Оркестр, сопровождаемый все возраставшей толпой, сверкая медными трубами и сотрясая воздух торжественными волнами звуков, приближался к подъезду гостиницы. Толпа с обнажёнными головами запрудила улицу. Великолепный оркестр грянул под нашими окнами. Музыканты были с широкими красными лентами через плечо.
Едва замолк оркестр, как запел густой и стройный хор.
— Это все вас чествуют! — взволнованно говорила Горькому артистка. — Выходите на балкон, скажите им: «Да здравствует Финляндия!» — по-фински.
— Но я не умею говорить по-фински, — возразил Горький.
— Ах, да это же можно написать! Аксель!
Она схватила со стола карандаш и бумагу.
Аксель продиктовал ей несколько финских слов. Андреева написала их русскими буквами. Бумажку дали в руки Горькому.
Пение умолкло. Тотчас же с другой стороны загудел новый хор. Потом опять заревели трубы. Толпа прибывала, и уже не видно было ей конца.
С трудом открыли дверь на балкон, забитую по-зимнему. Горький появился на балконе. Оркестр умолк.
Прерывающимся голосом, медленно выговаривая, Горький крикнул два финских слова: «Элекейнен Суоми!», означавшие: «Да здравствует Финляндия!»
Воздух дрогнул от восторженных криков, вырвавшихся из нескольких тысяч грудей.
Люди с обнаженными головами махали шляпками и шапками, что-то крича.
Суровый финский народ радостно улыбался и бурно приветствовал русского писателя — борца за революцию.
Горький опять повторил свое восклицание и опять вызвал гул криков толпы.
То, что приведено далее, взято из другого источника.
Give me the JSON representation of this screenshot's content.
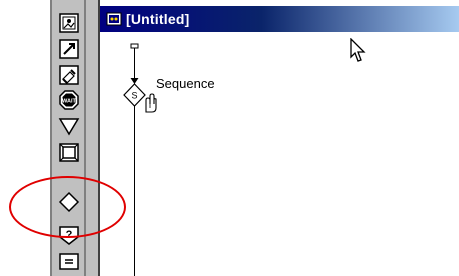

В комнате все волновались. Было что-то трогательное во всем этом происшествии, в таком выражении любви многотысячной толпы к писателю-революционеру.
Подразумевалось, что эти овации происходят в честь Горького не только как большого писателя, но и как политического деятеля. Это была демонстрация, в которой столица Финляндии почти поголовно приветствовала Горького как представителя русской революции: вместе с ее ущербом падали надежды Финляндии.
Горький вбежал в комнату с мокрым от слез лицом. Все окружили его, растроганные. Артистка плакала, вытирая свои слезы платком.
На улице гремел оркестр, чередуясь с хорами певцов. Толпа не расходилась и все прибывала; крыши соседних домов чернели от зрителей.
Зимний северный день угасал. Смеркалось.
Начальник гвардии вдруг торжественно встал перед Алексеем Максимовичем и, обнаружив военную выправку, произнес торжественно-официальным тоном:
— А теперь пожалуйте на спектакль! Экипаж подан.
Мы все оделись и гурьбой спустились вниз по широкой мраморной лестнице.
На улице, с обеих сторон крыльца, двумя живыми стенами стояла тесная толпа, оставляя для нас только узкую дорожку, застланную ковром, которая вела к санкам, убранным гирляндами свежих красных роз.
Но сани были без лошадей: за оглобли держалась толпа.
Кругом стояли тысячи людей с обнаженными головами, девушки бросали на снежную дорогу свежие, сочные розы, красные, как кровь.
— Я не могу, — говорил окружающим Горький, — я пойду пешком. Не хочу, чтобы меня везли люди!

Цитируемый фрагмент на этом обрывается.